Варшава, кладбище в Повонзках, 20.45
Обход подходил к концу. Збигнев уже представил себе и шапку белой пены над пивной кружкой, и первый глоток, как вдруг…
— Какого черта? — выругался он. Поперек дорожки лежала лопата. А справа от нее…
Збигнев сразу понял, что пива ему сегодня не пить. Проклятые сатанисты! Теперь придется вызывать полицию, составлять акт… Хлопот будет до полуночи.
Он подошел к краю могилы. Похоже, злодеи так и не успели закончить дело. Даже гроба не было видно. Наверное, кто-то спугнул.
Збигнев почесал в затылке. Может, подправить все самому? Могила свежая, никто и не подумает, что ее разрывали. Работы от силы минут на пятнадцать.
Взяв лопату в руки, Збигнев швырнул в яму первый ком земли.
Варшава, Кладбище в Повонзках, 20.43
Ежи пел без перерыва около получаса (а ему показалось, что полный час, если не больше). Он даже удивился, как много песен оказывается знает, когда почувствовал, что голос начал садиться.
Ежи тут же замолчал.
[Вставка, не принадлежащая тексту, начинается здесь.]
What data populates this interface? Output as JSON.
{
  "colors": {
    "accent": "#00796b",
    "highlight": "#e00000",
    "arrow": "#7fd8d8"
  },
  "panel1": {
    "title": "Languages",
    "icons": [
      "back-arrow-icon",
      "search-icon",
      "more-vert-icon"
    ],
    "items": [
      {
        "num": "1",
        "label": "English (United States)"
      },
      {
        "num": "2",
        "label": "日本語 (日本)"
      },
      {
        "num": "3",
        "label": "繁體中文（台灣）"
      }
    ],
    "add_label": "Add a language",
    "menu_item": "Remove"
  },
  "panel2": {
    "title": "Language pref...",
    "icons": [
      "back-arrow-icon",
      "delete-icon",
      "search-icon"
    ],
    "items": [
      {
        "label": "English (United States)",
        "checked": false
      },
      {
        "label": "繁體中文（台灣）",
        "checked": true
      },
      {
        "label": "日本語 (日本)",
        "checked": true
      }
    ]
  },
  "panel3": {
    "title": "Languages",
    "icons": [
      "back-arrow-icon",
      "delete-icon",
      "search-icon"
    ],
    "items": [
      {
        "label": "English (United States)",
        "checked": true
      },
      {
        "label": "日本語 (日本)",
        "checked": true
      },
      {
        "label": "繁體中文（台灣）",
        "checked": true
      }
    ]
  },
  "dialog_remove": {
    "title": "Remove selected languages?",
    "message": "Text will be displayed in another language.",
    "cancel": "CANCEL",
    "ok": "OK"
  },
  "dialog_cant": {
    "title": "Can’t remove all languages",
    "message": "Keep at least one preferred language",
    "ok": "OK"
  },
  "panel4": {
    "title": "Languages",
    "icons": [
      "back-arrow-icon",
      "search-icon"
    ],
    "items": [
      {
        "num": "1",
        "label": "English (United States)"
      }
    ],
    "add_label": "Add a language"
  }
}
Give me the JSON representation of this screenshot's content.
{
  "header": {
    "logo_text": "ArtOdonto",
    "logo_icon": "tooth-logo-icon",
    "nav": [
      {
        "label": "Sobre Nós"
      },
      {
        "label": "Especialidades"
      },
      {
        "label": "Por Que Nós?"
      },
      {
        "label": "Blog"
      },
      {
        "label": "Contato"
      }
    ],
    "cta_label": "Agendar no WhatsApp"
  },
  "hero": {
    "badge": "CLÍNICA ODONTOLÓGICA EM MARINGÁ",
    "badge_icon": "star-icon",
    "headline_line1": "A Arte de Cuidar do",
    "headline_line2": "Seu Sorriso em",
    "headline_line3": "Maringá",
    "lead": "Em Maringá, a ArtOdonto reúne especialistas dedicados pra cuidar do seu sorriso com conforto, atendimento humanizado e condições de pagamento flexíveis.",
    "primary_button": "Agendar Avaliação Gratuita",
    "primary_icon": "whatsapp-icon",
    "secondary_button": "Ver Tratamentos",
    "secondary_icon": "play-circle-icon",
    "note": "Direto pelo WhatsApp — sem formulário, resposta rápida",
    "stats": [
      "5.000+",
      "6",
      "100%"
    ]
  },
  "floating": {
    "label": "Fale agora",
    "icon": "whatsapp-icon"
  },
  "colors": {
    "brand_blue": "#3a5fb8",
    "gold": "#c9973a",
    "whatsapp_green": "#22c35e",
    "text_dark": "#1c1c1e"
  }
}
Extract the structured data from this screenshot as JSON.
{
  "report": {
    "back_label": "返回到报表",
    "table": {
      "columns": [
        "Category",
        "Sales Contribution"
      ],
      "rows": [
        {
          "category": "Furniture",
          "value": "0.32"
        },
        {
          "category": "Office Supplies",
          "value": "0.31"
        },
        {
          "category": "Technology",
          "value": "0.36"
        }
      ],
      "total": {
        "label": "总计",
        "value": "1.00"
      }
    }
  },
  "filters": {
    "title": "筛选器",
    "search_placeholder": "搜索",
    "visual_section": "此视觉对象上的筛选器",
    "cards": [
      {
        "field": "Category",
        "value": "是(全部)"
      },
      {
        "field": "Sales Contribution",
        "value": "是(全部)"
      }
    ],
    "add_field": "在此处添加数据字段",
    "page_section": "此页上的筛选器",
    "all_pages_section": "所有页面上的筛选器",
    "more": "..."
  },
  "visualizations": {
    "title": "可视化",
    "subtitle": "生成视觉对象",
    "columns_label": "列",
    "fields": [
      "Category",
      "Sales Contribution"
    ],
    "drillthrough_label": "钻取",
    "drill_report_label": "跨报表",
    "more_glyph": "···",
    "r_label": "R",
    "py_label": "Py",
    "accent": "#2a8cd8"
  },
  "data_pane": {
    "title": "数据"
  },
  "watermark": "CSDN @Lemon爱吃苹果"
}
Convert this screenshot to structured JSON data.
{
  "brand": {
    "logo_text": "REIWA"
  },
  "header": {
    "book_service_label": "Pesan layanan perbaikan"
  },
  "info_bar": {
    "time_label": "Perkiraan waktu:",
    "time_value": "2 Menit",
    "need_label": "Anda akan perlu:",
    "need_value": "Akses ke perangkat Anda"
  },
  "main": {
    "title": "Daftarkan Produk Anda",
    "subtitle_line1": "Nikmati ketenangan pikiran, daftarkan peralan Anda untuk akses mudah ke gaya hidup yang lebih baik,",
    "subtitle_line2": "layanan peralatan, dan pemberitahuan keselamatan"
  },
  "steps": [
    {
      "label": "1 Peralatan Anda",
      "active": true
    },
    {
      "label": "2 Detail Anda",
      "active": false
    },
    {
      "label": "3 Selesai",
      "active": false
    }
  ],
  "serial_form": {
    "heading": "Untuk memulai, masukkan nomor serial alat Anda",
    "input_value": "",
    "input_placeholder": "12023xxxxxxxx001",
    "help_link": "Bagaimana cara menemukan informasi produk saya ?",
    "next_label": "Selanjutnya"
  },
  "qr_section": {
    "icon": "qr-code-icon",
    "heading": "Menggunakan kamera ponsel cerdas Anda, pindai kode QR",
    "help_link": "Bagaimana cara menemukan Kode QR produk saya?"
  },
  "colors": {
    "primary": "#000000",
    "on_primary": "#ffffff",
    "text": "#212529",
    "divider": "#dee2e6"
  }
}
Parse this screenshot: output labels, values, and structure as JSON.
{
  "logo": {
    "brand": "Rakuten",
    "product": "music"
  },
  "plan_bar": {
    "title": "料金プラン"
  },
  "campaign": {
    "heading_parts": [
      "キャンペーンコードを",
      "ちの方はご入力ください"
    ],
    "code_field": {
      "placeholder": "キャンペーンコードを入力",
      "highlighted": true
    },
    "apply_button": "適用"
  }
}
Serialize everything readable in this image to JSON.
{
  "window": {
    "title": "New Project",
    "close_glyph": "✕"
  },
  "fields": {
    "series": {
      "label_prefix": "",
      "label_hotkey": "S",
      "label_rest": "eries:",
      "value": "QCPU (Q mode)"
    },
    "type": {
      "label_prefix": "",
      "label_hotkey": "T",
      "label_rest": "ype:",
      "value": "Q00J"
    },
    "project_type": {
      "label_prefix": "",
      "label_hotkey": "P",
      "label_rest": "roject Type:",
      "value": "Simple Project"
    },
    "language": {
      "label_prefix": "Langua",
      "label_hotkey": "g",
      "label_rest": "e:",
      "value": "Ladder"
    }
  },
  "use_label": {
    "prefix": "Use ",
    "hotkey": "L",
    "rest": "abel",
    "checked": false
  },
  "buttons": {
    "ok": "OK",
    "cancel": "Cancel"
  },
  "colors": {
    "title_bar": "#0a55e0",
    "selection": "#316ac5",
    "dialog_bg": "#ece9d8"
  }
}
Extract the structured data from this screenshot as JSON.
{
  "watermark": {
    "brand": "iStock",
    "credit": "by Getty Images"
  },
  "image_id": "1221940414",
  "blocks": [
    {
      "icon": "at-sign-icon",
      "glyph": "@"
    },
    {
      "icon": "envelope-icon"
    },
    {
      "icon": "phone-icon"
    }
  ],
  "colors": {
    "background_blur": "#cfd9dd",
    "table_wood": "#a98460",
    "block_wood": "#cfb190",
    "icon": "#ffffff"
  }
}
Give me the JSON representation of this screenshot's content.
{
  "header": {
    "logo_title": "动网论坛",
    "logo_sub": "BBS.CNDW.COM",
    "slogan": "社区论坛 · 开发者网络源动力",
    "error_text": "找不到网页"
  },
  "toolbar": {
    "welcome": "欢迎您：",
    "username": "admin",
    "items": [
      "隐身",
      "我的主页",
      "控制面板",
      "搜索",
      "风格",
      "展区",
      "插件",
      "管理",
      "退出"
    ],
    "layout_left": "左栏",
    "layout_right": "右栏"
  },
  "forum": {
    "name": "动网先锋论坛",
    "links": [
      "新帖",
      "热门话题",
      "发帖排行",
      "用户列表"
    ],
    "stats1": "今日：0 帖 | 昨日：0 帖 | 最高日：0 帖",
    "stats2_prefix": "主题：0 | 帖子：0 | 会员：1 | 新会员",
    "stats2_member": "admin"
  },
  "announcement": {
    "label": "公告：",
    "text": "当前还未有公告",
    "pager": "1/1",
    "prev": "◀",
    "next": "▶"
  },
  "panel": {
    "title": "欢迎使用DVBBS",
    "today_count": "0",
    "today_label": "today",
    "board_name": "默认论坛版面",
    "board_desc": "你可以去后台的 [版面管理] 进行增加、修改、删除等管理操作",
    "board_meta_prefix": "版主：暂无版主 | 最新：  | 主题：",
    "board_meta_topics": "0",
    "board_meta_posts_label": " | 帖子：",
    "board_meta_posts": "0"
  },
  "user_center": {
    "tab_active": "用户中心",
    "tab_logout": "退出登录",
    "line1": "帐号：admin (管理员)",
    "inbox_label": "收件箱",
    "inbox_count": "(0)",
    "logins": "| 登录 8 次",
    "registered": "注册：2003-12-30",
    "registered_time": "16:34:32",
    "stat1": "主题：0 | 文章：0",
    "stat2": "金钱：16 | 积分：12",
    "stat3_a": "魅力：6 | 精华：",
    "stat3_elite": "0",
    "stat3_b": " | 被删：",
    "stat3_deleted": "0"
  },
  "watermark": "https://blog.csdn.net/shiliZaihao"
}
Он решил делать перерывы. Подождав минут пять (или полчаса — кто знает?), Ежи затянул новую песню, но сразу закашлялся — натруженные связки (не столько песнями, сколько предшествовавшим им криком) — дали о себе знать. Ежи не представлял, какое время сейчас наверху. Возможно, уже глубокая ночь, и он понапрасну тратит силы. Ежи еще немного отдохнул и только собрался было вновь начать петь, как услышал приглушенный голос. Кто-то наверху выругался:
— Со do cholery?[21]
Кто-то нашел его? Ежи чуть было не заорал, но вовремя сдержался. Тот, кто услышит ночью на кладбище голос из-под земли, может и сбежать сдуру. Надо подобрать слова.
— Я не мертвец! Не бойтесь! Меня случайно зарыли заживо! — крикнул он наконец.
Ему никто не ответил. Ежи растерялся.